4th Period Mystery, released internationally as The Clue, is a 2009 South Korean thriller film starring Yoo Seung-ho and Kang So-ra.

It was released on August 12, 2009, and drew a total of 67,602 admissions.

==Plot==
Jung-hoon (Yoo Seung-ho) is the best student at his school. His rival, Tae-gyu (Jo Sang-geun), takes any and every opportunity to knock him down both verbally and physically, and the two are known enemies amongst the other students. One afternoon Tae-gyu pushes Jung-hoon too far and the latter threatens Tae-gyu with a knife, an act that's witnessed by another student.
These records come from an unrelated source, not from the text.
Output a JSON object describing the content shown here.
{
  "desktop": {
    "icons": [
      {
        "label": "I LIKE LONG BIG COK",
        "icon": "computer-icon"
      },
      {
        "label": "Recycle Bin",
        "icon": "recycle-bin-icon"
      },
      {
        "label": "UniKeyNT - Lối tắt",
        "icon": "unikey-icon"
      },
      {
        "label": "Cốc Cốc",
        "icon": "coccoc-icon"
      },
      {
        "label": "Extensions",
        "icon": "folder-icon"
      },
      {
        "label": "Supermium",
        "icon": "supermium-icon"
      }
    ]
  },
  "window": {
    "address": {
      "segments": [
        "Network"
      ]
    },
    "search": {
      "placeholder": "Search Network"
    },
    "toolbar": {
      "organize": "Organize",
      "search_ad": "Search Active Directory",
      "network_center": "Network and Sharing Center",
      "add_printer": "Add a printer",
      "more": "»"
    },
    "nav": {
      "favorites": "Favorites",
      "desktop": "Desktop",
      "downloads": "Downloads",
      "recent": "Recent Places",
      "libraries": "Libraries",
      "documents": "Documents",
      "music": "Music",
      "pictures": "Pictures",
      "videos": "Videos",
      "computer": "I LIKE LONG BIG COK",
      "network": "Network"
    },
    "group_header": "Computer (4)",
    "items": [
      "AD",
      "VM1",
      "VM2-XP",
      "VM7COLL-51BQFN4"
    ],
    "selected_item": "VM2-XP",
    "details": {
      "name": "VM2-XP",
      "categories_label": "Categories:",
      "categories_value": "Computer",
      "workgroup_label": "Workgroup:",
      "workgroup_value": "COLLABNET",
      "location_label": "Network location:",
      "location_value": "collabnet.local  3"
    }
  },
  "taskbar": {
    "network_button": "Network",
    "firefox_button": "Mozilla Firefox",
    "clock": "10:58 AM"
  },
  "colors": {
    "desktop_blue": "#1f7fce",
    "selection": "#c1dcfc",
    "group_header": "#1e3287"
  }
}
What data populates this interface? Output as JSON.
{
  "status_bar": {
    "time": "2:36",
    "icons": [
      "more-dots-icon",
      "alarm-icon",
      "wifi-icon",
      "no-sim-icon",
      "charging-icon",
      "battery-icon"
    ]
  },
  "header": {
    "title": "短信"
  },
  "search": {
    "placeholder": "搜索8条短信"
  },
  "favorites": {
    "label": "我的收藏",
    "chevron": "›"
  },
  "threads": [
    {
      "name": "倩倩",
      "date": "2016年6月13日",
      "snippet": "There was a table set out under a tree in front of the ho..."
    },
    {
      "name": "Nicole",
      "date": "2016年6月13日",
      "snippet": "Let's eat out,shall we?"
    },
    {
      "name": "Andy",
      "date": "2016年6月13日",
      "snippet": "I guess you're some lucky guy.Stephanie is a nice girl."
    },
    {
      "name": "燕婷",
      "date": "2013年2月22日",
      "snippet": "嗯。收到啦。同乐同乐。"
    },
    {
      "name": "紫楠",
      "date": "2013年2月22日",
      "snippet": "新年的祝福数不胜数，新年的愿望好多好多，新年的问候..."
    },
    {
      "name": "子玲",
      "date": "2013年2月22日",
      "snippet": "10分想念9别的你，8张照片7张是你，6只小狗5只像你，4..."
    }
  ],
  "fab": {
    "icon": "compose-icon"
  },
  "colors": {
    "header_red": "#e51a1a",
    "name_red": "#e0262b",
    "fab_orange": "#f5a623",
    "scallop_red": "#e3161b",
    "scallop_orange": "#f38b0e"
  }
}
Jung-hoon walks away from the situation, but shortly after the beginning of 4th period class he returns to find Tae-gyu dead. The boy has been stabbed repeatedly, and still in shock, Jung-hoon picks up the bloody knife off a nearby desk just as Da-jung (Kang So-ra) shows up, catching him in a most incriminating position. Fortunately for him, she not only believes his innocence, but offers to help him to solve the mystery and catch the real killer – a task made particularly urgent by the fact that in 40 minutes the rest of the class will return and the body will be discovered. The pair set out in search of the murderer and soon discover that just about everyone's a suspect and even more unsettling, the murderer is now after them as well.

==Cast==
- Yoo Seung-ho as Han Jung-hoon
- Kang So-ra as Lee Da-jung
- Cho Sang-geun as Kim Tae-gyu
- Jeon Joon-hong as Byung-soo
- Jeong Seok-yong as Kang Guk-man
- Park Chul-min as Han Kang-man
- Lee Young-jin as Sang-mi
- Kim Ji-eun as Student
- Kim Dong-beom as Do-il
- Lee Chan-ho as Tak Teu-in
- Min Kyung-jin as Principal
- Im Soo-hyang
- Sung Hyuk as a gym teacher
- Kim Yeong-ung as a history teacher

==Production==
===Casting===
Originally, actress Kim So-eun was going to play the role of Dajung but she was replaced with Kang sora because of Kim's filming schedules for the TV series He Who Can't Marry.

===Filming locations===
The film was filmed in Sungsa Middle School in Goyang.

==Indian remakes==
The 2016 Tamil movie Pencil is a remake of the movie. Also, the 2018 Bengali movie Classroom is another remake of the movie.